Yesterday was punishment day. I forgot. My phone reminded me at 8 pm. Up to that point Lion hadn’t said anything about it so I didn’t either. Our agreement is that he remind me on punishment day before 8:30 pm. It’s just a random time. Late enough that we should be done with dinner and settled in. Early enough that it won’t interfere with play time which we usually do around 10 pm.
At 8:36 I asked Lion if he had any punishments on his list. He said he didn’t. I asked if he was sure. I thought asking him about the list would help him realize his mistake. He then asked what time it was. Oops! When I told him he now had one punishment on the list he started to protest. He had forgotten, was his excuse.

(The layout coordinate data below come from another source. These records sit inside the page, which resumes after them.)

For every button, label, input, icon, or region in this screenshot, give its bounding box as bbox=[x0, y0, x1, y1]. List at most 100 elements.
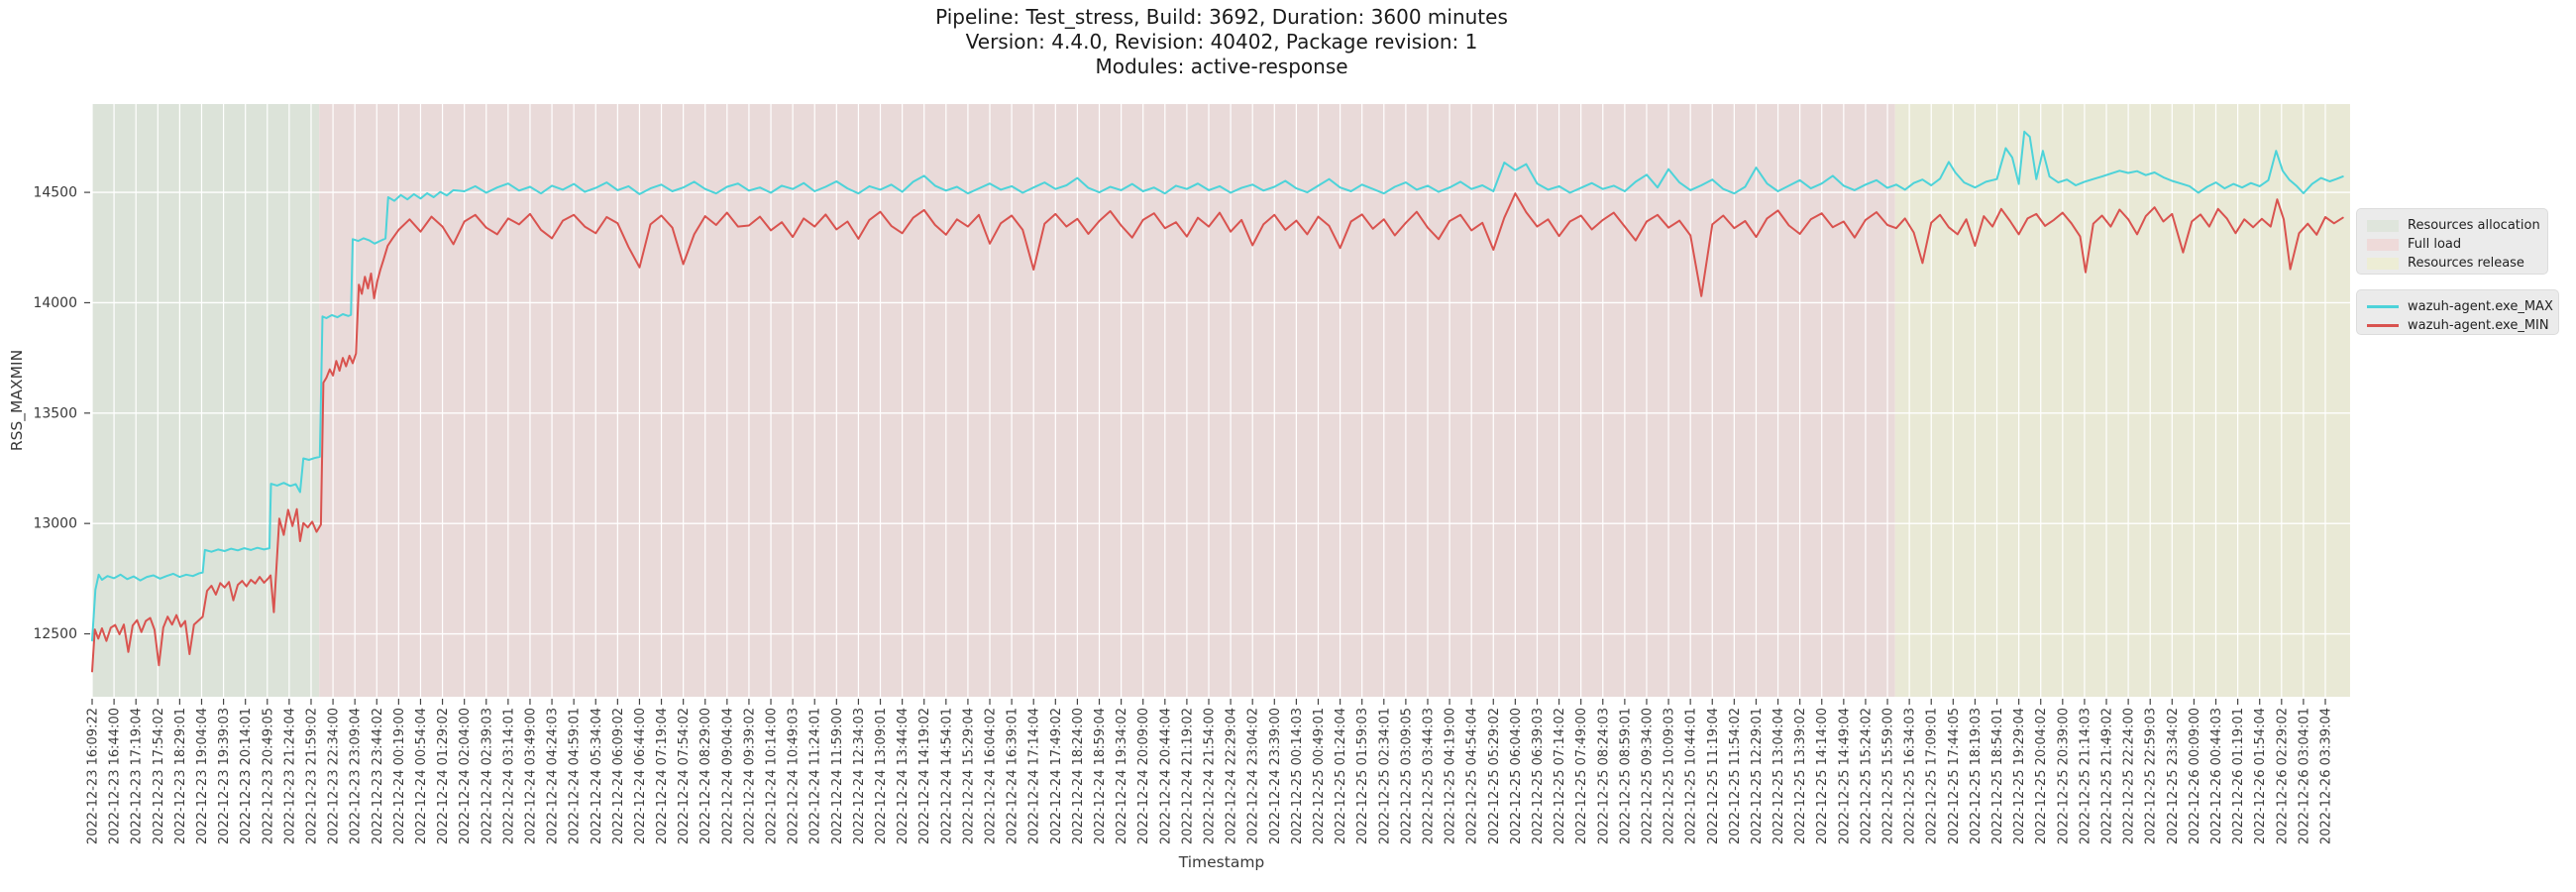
x-axis-label: Timestamp bbox=[1178, 853, 1265, 871]
x-tick-label: 2022-12-25 00:49:01 bbox=[1312, 708, 1327, 844]
x-tick-label: 2022-12-24 03:14:01 bbox=[501, 708, 516, 844]
x-tick-label: 2022-12-24 18:24:00 bbox=[1071, 708, 1086, 844]
y-tick-label: 14000 bbox=[33, 295, 77, 311]
chart-title: Pipeline: Test_stress, Build: 3692, Dura… bbox=[92, 5, 2351, 79]
x-tick-label: 2022-12-23 16:09:22 bbox=[86, 708, 101, 844]
x-tick-label: 2022-12-26 02:29:02 bbox=[2275, 708, 2290, 844]
x-tick-label: 2022-12-24 11:24:01 bbox=[808, 708, 823, 844]
x-tick-label: 2022-12-23 22:34:00 bbox=[327, 708, 342, 844]
x-tick-label: 2022-12-24 16:04:02 bbox=[984, 708, 999, 844]
x-tick-label: 2022-12-24 02:04:00 bbox=[458, 708, 473, 844]
x-tick-label: 2022-12-25 17:09:01 bbox=[1925, 708, 1940, 844]
x-tick-label: 2022-12-25 10:44:01 bbox=[1684, 708, 1699, 844]
x-tick-label: 2022-12-25 23:34:02 bbox=[2166, 708, 2181, 844]
x-tick-label: 2022-12-25 19:29:04 bbox=[2012, 708, 2027, 844]
x-tick-label: 2022-12-23 17:19:04 bbox=[130, 708, 145, 844]
x-tick-label: 2022-12-25 14:49:04 bbox=[1837, 708, 1852, 844]
x-tick-label: 2022-12-24 07:54:02 bbox=[677, 708, 692, 844]
x-tick-label: 2022-12-25 07:14:02 bbox=[1553, 708, 1567, 844]
x-tick-label: 2022-12-25 20:39:00 bbox=[2056, 708, 2071, 844]
x-tick-label: 2022-12-25 04:19:00 bbox=[1444, 708, 1458, 844]
x-tick-label: 2022-12-24 09:04:04 bbox=[720, 708, 735, 844]
x-tick-label: 2022-12-23 23:44:02 bbox=[371, 708, 385, 844]
x-tick-label: 2022-12-26 03:39:04 bbox=[2319, 708, 2334, 844]
x-tick-label: 2022-12-24 18:59:04 bbox=[1093, 708, 1108, 844]
series-line-min bbox=[91, 192, 2344, 673]
allocation-swatch-icon bbox=[2367, 219, 2399, 232]
x-tick-label: 2022-12-25 02:34:01 bbox=[1377, 708, 1392, 844]
legend-regions: Resources allocation Full load Resources… bbox=[2356, 208, 2548, 275]
x-tick-label: 2022-12-26 03:04:01 bbox=[2297, 708, 2311, 844]
x-tick-label: 2022-12-23 21:59:02 bbox=[304, 708, 319, 844]
x-tick-label: 2022-12-25 07:49:00 bbox=[1574, 708, 1589, 844]
x-tick-label: 2022-12-24 21:54:00 bbox=[1203, 708, 1218, 844]
x-tick-label: 2022-12-25 04:54:04 bbox=[1465, 708, 1480, 844]
x-tick-label: 2022-12-25 03:44:03 bbox=[1421, 708, 1436, 844]
x-tick-label: 2022-12-25 17:44:05 bbox=[1947, 708, 1962, 844]
y-tick-label: 13000 bbox=[33, 516, 77, 532]
x-tick-label: 2022-12-24 20:44:04 bbox=[1158, 708, 1173, 844]
full-load-swatch-icon bbox=[2367, 238, 2399, 251]
x-tick-label: 2022-12-23 19:04:04 bbox=[195, 708, 210, 844]
region-full-load bbox=[319, 104, 1895, 697]
x-tick-label: 2022-12-25 15:59:00 bbox=[1881, 708, 1896, 844]
x-tick-label: 2022-12-24 14:54:01 bbox=[939, 708, 954, 844]
x-tick-label: 2022-12-25 13:39:02 bbox=[1793, 708, 1808, 844]
x-tick-label: 2022-12-25 09:34:00 bbox=[1640, 708, 1655, 844]
x-tick-label: 2022-12-25 13:04:04 bbox=[1771, 708, 1786, 844]
x-tick-label: 2022-12-25 05:29:02 bbox=[1487, 708, 1502, 844]
x-tick-label: 2022-12-26 00:44:03 bbox=[2209, 708, 2224, 844]
x-tick-label: 2022-12-25 18:54:01 bbox=[1990, 708, 2005, 844]
release-swatch-icon bbox=[2367, 257, 2399, 270]
x-tick-label: 2022-12-23 18:29:01 bbox=[173, 708, 188, 844]
x-tick-label: 2022-12-25 11:19:04 bbox=[1706, 708, 1721, 844]
x-tick-label: 2022-12-24 10:49:03 bbox=[787, 708, 802, 844]
x-tick-label: 2022-12-24 21:19:02 bbox=[1180, 708, 1195, 844]
x-tick-label: 2022-12-23 19:39:03 bbox=[217, 708, 232, 844]
x-tick-label: 2022-12-23 21:24:04 bbox=[282, 708, 297, 844]
x-tick-label: 2022-12-25 08:59:01 bbox=[1618, 708, 1633, 844]
max-line-swatch-icon bbox=[2367, 305, 2399, 308]
x-tick-label: 2022-12-24 04:24:03 bbox=[546, 708, 561, 844]
x-tick-label: 2022-12-25 06:39:03 bbox=[1531, 708, 1546, 844]
x-tick-label: 2022-12-24 22:29:04 bbox=[1225, 708, 1239, 844]
x-tick-label: 2022-12-24 17:49:02 bbox=[1049, 708, 1064, 844]
x-tick-label: 2022-12-24 23:04:02 bbox=[1246, 708, 1261, 844]
y-tick-label: 12500 bbox=[33, 626, 77, 642]
x-tick-label: 2022-12-25 20:04:02 bbox=[2034, 708, 2049, 844]
y-tick-label: 14500 bbox=[33, 185, 77, 201]
x-tick-label: 2022-12-24 19:34:02 bbox=[1115, 708, 1129, 844]
chart-title-line3: Modules: active-response bbox=[1095, 55, 1348, 78]
x-tick-label: 2022-12-24 07:19:04 bbox=[655, 708, 670, 844]
x-tick-label: 2022-12-25 14:14:00 bbox=[1815, 708, 1830, 844]
region-resources-release bbox=[1894, 104, 2350, 697]
series-line-max bbox=[91, 130, 2344, 642]
x-tick-label: 2022-12-24 09:39:02 bbox=[742, 708, 757, 844]
legend-series: wazuh-agent.exe_MAX wazuh-agent.exe_MIN bbox=[2356, 289, 2559, 335]
min-line-swatch-icon bbox=[2367, 324, 2399, 327]
x-tick-label: 2022-12-24 05:34:04 bbox=[590, 708, 604, 844]
x-tick-label: 2022-12-24 04:59:01 bbox=[568, 708, 583, 844]
x-tick-label: 2022-12-25 11:54:02 bbox=[1728, 708, 1743, 844]
x-tick-label: 2022-12-25 15:24:02 bbox=[1859, 708, 1874, 844]
x-tick-label: 2022-12-24 15:29:04 bbox=[961, 708, 976, 844]
x-tick-label: 2022-12-23 20:14:01 bbox=[239, 708, 254, 844]
x-tick-label: 2022-12-26 01:54:04 bbox=[2253, 708, 2268, 844]
chart-title-line1: Pipeline: Test_stress, Build: 3692, Dura… bbox=[935, 5, 1508, 29]
x-tick-label: 2022-12-24 13:09:01 bbox=[874, 708, 889, 844]
x-tick-label: 2022-12-25 08:24:03 bbox=[1596, 708, 1611, 844]
x-tick-label: 2022-12-25 01:24:04 bbox=[1334, 708, 1348, 844]
x-tick-label: 2022-12-24 06:09:02 bbox=[611, 708, 626, 844]
x-tick-label: 2022-12-25 00:14:03 bbox=[1290, 708, 1305, 844]
legend-item-resources-release: Resources release bbox=[2367, 255, 2537, 272]
x-tick-label: 2022-12-24 02:39:03 bbox=[480, 708, 494, 844]
y-tick-label: 13500 bbox=[33, 405, 77, 421]
x-tick-label: 2022-12-25 03:09:05 bbox=[1399, 708, 1414, 844]
x-tick-label: 2022-12-24 16:39:01 bbox=[1006, 708, 1020, 844]
chart-title-line2: Version: 4.4.0, Revision: 40402, Package… bbox=[965, 30, 1478, 54]
x-tick-label: 2022-12-24 11:59:00 bbox=[830, 708, 845, 844]
x-tick-label: 2022-12-24 03:49:00 bbox=[523, 708, 538, 844]
x-tick-label: 2022-12-25 21:14:03 bbox=[2078, 708, 2093, 844]
x-tick-label: 2022-12-24 13:44:04 bbox=[896, 708, 911, 844]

Yeah. Sure. When I forgot just last week he accused me of not making it a priority. Of not making him a priority. Now he had forgotten. Is he guilty of not making himself a priority? If he hadn’t made such a big deal about my forgetting he might have gotten off easier. I may forget a lot of things, but I don’t forget when someone makes me feel bad. He got six very hard swats with the rough side of the bloodwood paddle. He told me afterwards that I’ve gotten very good at punishing him. Keep that in mind for next time, my pet.
Last night was also play night. I edged Lion a few times and then gave him another ruined orgasm. When he was securely locked up again he said he hates ruined orgasms. He said he knows it doesn’t matter if he likes them or not because I’ll do what I want to do anyway. He just wanted me to know. Well, yes. My mission is to give him a ruined orgasm every other day until his next orgasm. He has two ruined orgasms left to endure. I do care if he likes them or not. It’s duly noted. Will I ever give him another ruined orgasm when we’re done with the experiment? Probably at some point I will. I won’t rule it out. I wasn’t doing them because I thought he liked them. I wasn’t doing them because I thought he hated them. I needed to prove to myself that I can do one when I want to do one. Practice makes perfect. After two more I know I won’t be perfect but I know I’ve proved to myself that I can do them when I want to and not just by accident.